E, terminado essas citações, trazermos H. Spencer Lewis (1883-1939):

Posso acrescentar que nossos próprios registros de tradições antigas e escrituras sagradas contêm muitas referências a movimentos religiosos da antiguidade, cujo grande líder era considerado “O Filho de Deus”. 

A Índia teve um grande número de Avatares ou Mensageiros Divinos, Encarnados por Concepção Divina, tendo dois deles levado o nome de “Chrishna”, ou “Chrishna o Salvador”. Consta que Chrishna nasceu de uma virgem casta chamada Devaki que, por sua pureza, fora escolhida para se tornar a mãe de Deus. Neste exemplo, encontramos a antiga história de uma virgem dando à luz um mensageiro de Deus divinamente concebido.
 Buda foi considerado por todos os seus seguidores como gerado por Deus e nascido de uma virgem chamada Maya ou Maria.
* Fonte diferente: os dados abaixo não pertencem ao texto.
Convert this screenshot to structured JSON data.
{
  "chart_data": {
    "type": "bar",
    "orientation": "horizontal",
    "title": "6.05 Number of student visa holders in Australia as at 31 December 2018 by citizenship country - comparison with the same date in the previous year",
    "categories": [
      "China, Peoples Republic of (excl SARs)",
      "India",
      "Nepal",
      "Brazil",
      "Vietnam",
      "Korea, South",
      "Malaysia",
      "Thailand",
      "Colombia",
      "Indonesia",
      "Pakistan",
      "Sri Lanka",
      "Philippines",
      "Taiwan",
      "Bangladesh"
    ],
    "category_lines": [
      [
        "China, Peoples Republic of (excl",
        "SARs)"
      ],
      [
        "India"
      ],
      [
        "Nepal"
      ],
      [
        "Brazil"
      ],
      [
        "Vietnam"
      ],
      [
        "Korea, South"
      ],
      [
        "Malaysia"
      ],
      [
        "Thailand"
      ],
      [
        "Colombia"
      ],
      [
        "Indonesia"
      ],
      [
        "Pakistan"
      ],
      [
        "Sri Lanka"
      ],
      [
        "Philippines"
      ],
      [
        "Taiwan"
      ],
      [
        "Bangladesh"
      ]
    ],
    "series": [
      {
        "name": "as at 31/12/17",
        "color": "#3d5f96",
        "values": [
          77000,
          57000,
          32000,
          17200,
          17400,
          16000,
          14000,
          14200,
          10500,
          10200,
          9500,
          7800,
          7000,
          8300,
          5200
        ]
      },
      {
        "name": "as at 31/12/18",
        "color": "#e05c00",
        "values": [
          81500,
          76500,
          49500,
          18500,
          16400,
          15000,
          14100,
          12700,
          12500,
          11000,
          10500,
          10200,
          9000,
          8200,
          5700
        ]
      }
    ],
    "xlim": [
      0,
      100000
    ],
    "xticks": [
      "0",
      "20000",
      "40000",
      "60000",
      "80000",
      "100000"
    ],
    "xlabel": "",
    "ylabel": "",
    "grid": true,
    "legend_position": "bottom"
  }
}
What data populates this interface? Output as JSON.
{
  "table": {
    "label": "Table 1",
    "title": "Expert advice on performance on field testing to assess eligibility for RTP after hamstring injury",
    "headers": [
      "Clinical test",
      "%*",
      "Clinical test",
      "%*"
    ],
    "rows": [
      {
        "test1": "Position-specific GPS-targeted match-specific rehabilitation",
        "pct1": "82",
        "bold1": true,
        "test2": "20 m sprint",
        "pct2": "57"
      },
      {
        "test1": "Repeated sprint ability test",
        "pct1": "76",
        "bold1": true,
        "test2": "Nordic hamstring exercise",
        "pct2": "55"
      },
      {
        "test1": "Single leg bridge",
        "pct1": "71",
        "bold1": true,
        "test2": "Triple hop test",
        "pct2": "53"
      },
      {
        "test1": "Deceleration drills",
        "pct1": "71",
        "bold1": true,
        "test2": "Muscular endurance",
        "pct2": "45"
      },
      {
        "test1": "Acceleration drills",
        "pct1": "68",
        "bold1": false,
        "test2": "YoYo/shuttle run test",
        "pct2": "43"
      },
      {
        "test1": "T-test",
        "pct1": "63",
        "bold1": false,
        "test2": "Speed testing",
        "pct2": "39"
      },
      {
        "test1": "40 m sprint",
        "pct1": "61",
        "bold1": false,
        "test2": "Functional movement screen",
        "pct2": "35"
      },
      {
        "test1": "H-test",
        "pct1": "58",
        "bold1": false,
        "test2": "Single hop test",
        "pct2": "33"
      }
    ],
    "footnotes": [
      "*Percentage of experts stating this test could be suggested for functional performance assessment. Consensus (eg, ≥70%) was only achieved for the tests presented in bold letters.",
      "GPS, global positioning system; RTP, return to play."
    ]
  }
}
Nas antigas histórias sobre o nascimento do Buda, tais como são compreendidas por todos os orientais e como são encontradas em seus escritos sagrados muito anteriores à Era Cristã, vemos como o poder Divino, chamado o Espírito Santo, desceu sobre a virgem Maya. Na antiga versão chinesa dessa história, o Espírito Santo é chamado Shing-Shin.

Os siameses tinham igualmente um deus e salvador nascido de uma virgem e que eles chamaram Codom. Nesta velha história, a bela e jovem virgem fora informada com antecedência de que se tornaria mãe de um grande mensageiro de Deus e, um dia, enquanto fazia seu período usual de meditação, concebeu através de raios de sol de natureza Divina. O menino nasceu e cresceu de maneira singular e notável, tornou-se um protegido da sabedoria e fez milagres.

Quando os primeiros europeus visitaram o Cabo Comorim, na extremidade sul da península do Industão, surpreenderam-se ao encontrar os naturais do lugar, que nunca haviam tido contato com as raças brancas, cultuando um Senhor e Salvador que fora divinamente concebido e nascera de uma virgem.

E quando os primeiros missionários jesuítas visitaram a China, escreveram em seus relatórios que haviam ficado consternados por encontrarem na religião pagã daquela terra a história de um mestre redentor que nascera de uma virgem por concepção divina. Ao que consta, esse deus havia nascido 3468 anos a.C. Lao-Tse, o famoso deus chinês, também nascera de uma virgem, de pele negra, sendo descrita como a bela e maravilhosa como o jaspe.

No Egito, bem antes do advento do cristianismo e muito antes do nascimento dos autores da Bíblia ou de qualquer doutrina concebida como cristã, o povo egípcio já tivera vários mensageiros de Deus nascidos de virgens por Concepção Divina. Hórus, segundo o sabiam todos os antigos egípcios, havia nascido da virgem Ísis, sendo sua Concepção e seu nascimento um dos três grandes mistérios ou doutrinas místicas da religião egípcia. Para eles, todos os incidentes ligados à Concepção e ao nascimento de Hórus eram pintados, esculpidos, adorados e cultuados como o são os incidentes da Concepção e do nascimento de Jesus pelos cristãos de hoje. Outro deus egípcio, Ra, nascera de uma virgem. Examinei uma das paredes de um antigo templo na margem do Nilo, onde há um belo quadro esculpido representando o deus Tot – o mensageiro de Deus – dizendo à jovem Rainha Mautmes que daria à luz um Divino Filho de Deus, que seria o rei e Redentor de seu povo.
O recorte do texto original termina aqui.